About finding module dependencies

Yet again I stumble upon the question: What modules do I have to install?

I found a recent discussion on stackoverflow, an old discussion of perlmonks, and some modules (Perl::PrereqScanner, used by Dist::Zilla; Module::ScanDeps, used by PAR; and CPAN::FindDependencies, as seen on http://deps.cpantesters.org/).

PrereqScanner does only static checking (i.e. it looks at the source), ScanDeps does both static and dynamic checking (i.e. it first looks at the source and then runs it). FindDependencies seems to examine Makefile.PL and Build.PL.
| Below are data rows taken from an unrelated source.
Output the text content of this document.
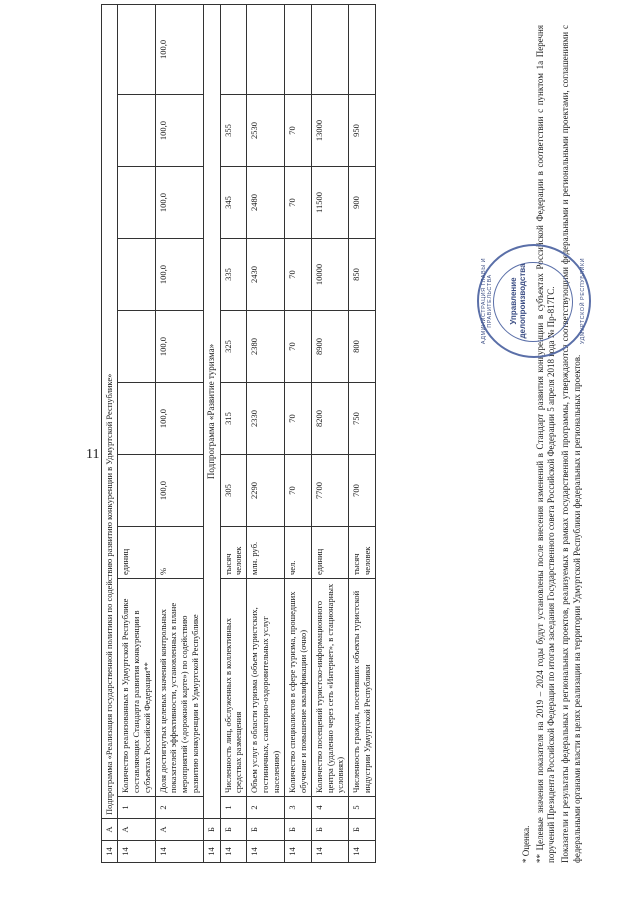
11
14	А	Подпрограмма «Реализация государственной политики по содействию развитию конкуренции в Удмуртской Республике»									
14	А	1	Количество реализованных в Удмуртской Республике составляющих Стандарта развития конкуренции в субъектах Российской Федерации**	единиц							
14	А	2	Доля достигнутых целевых значений контрольных показателей эффективности, установленных в плане мероприятий («дорожной карте») по содействию развитию конкуренции в Удмуртской Республике	%	100,0	100,0	100,0	100,0	100,0	100,0	100,0
14	Б	Подпрограмма «Развитие туризма»									
14	Б	1	Численность лиц, обслуженных в коллективных средствах размещения	тысяч человек	305	315	325	335	345	355	
14	Б	2	Объем услуг в области туризма (объем туристских, гостиничных, санаторно-оздоровительных услуг населению)	млн. руб.	2290	2330	2380	2430	2480	2530	
14	Б	3	Количество специалистов в сфере туризма, прошедших обучение и повышение квалификации (очно)	чел.	70	70	70	70	70	70	
14	Б	4	Количество посещений туристско-информационного центра (удаленно через сеть «Интернет», в стационарных условиях)	единиц	7700	8200	8900	10000	11500	13000	
14	Б	5	Численность граждан, посетивших объекты туристской индустрии Удмуртской Республики	тысяч человек	700	750	800	850	900	950	

* Оценка. ** Целевые значения показателя на 2019 – 2024 годы будут установлены после внесения изменений в Стандарт развития конкуренции в субъектах Российской Федерации в соответствии с пунктом 1а Перечня поручений Президента Российской Федерации по итогам заседания Государственного совета Российской Федерации 5 апреля 2018 года № Пр-817ГС. Показатели и результаты федеральных и региональных проектов, реализуемых в рамках государственной программы, утверждаются соответствующими федеральными и региональными проектами, соглашениями с федеральными органами власти в целях реализации на территории Удмуртской Республики федеральных и региональных проектов.

АДМИНИСТРАЦИЯ ГЛАВЫ И ПРАВИТЕЛЬСТВА Управление делопроизводства	УДМУРТСКОЙ РЕСПУБЛИКИ
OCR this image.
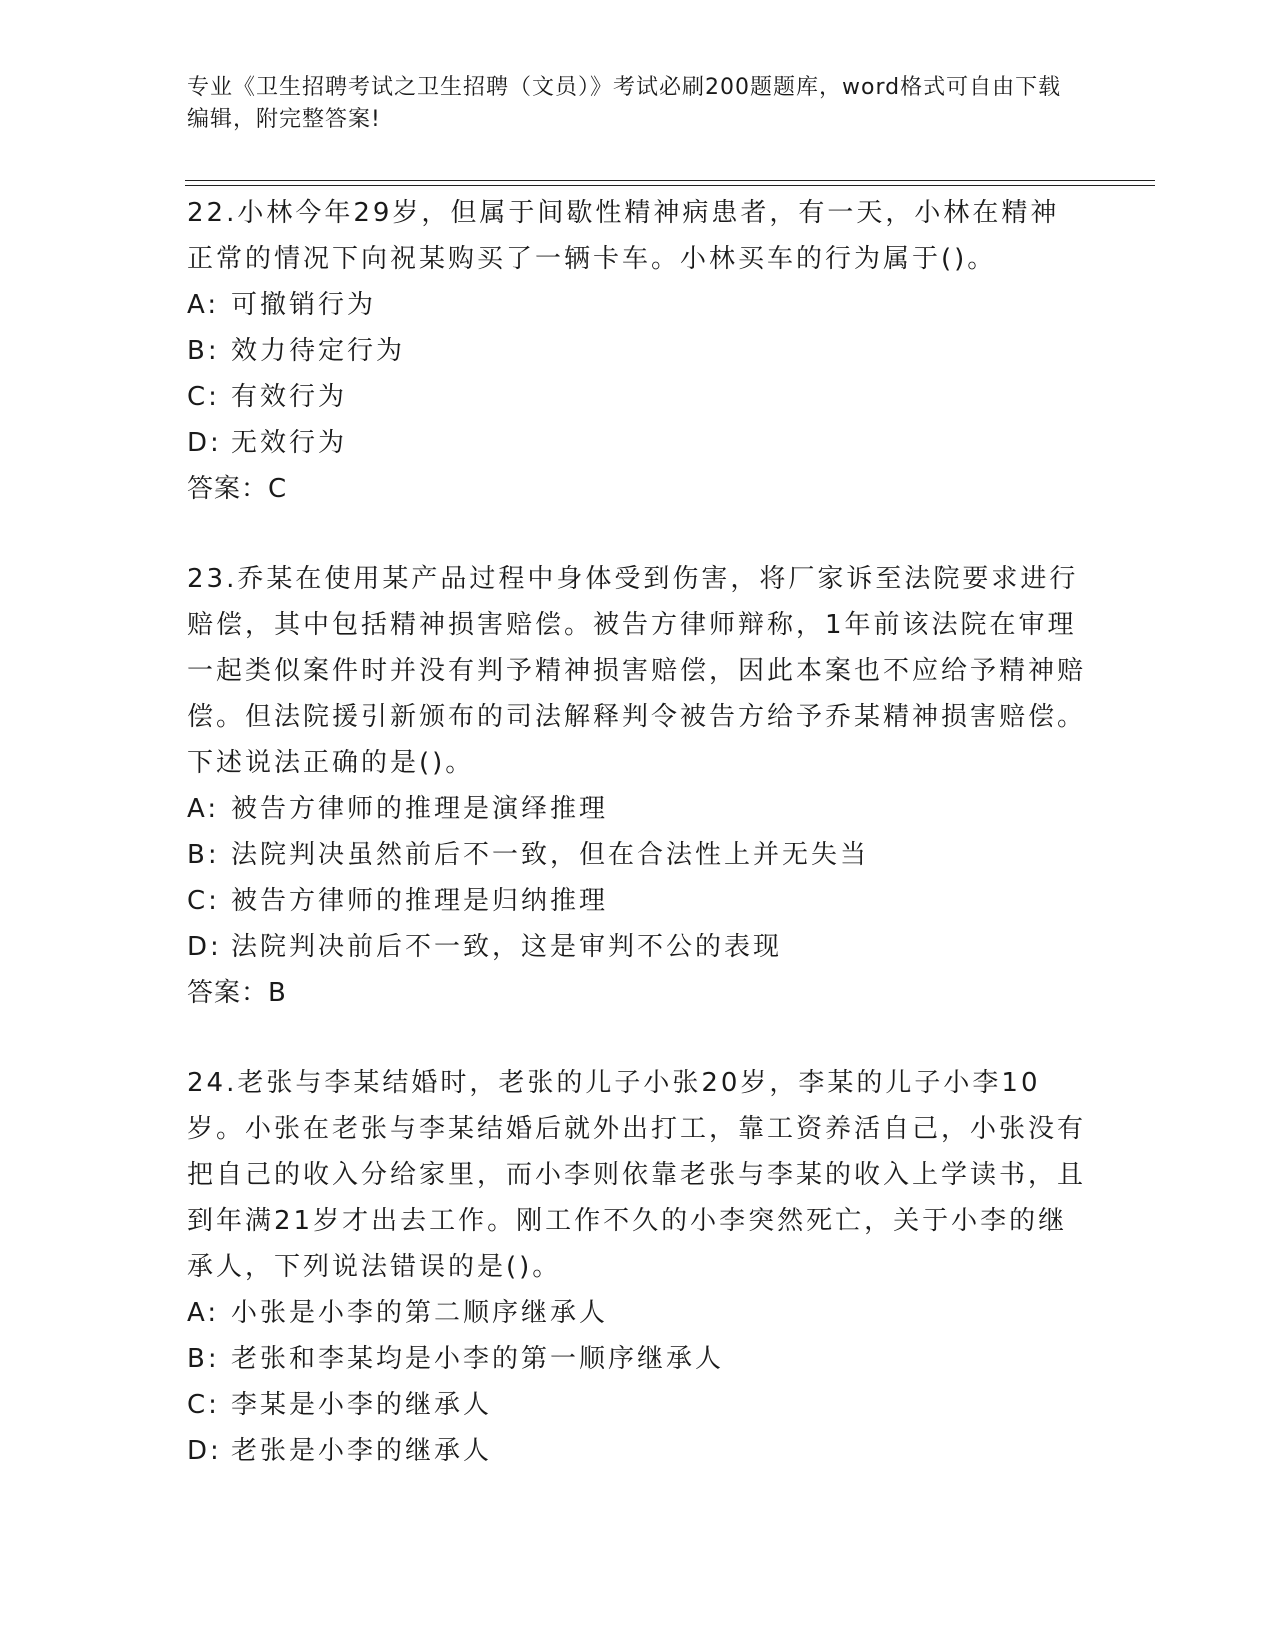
专业《卫生招聘考试之卫生招聘（文员）》考试必刷200题题库，word格式可自由下载编辑，附完整答案!

22.小林今年29岁，但属于间歇性精神病患者，有一天，小林在精神正常的情况下向祝某购买了一辆卡车。小林买车的行为属于()。

A: 可撤销行为

B: 效力待定行为

C: 有效行为

D: 无效行为

答案：C

23.乔某在使用某产品过程中身体受到伤害，将厂家诉至法院要求进行赔偿，其中包括精神损害赔偿。被告方律师辩称，1年前该法院在审理一起类似案件时并没有判予精神损害赔偿，因此本案也不应给予精神赔偿。但法院援引新颁布的司法解释判令被告方给予乔某精神损害赔偿。下述说法正确的是()。

A: 被告方律师的推理是演绎推理

B: 法院判决虽然前后不一致，但在合法性上并无失当

C: 被告方律师的推理是归纳推理

D: 法院判决前后不一致，这是审判不公的表现

答案：B

24.老张与李某结婚时，老张的儿子小张20岁，李某的儿子小李10岁。小张在老张与李某结婚后就外出打工，靠工资养活自己，小张没有把自己的收入分给家里，而小李则依靠老张与李某的收入上学读书，且到年满21岁才出去工作。刚工作不久的小李突然死亡，关于小李的继承人，下列说法错误的是()。

A: 小张是小李的第二顺序继承人

B: 老张和李某均是小李的第一顺序继承人

C: 李某是小李的继承人

D: 老张是小李的继承人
And then there's the something between the static and dynamic checking: Load a file, don't run it, and print %INC. (Since in the perl world "loading a module" means running code, this is definitely on the dynamic side.)

Neither of these approaches does what I want: Look at sources and tell me what modules I have to install. ScanDeps comes close: it excludes modules from the Perl distro. From its output I have to guess what modules to install: I guess that I get

'YAML::Dumper::Base'               => '0.72',
'YAML::Node'                       => '0.72',
'YAML::Base'                       => '0.72',
'YAML::Error'                      => '0.72',
'YAML::Loader::Base'               => '0.72'

by installing YAML.

Is there a tool that helps me answering my question?

2 Comments

If you combine ScanDeps with carton functionality you should get what you want. Carton is able to build a tree of dependencies from a list and then print out only the deps that appear at a depth of 1.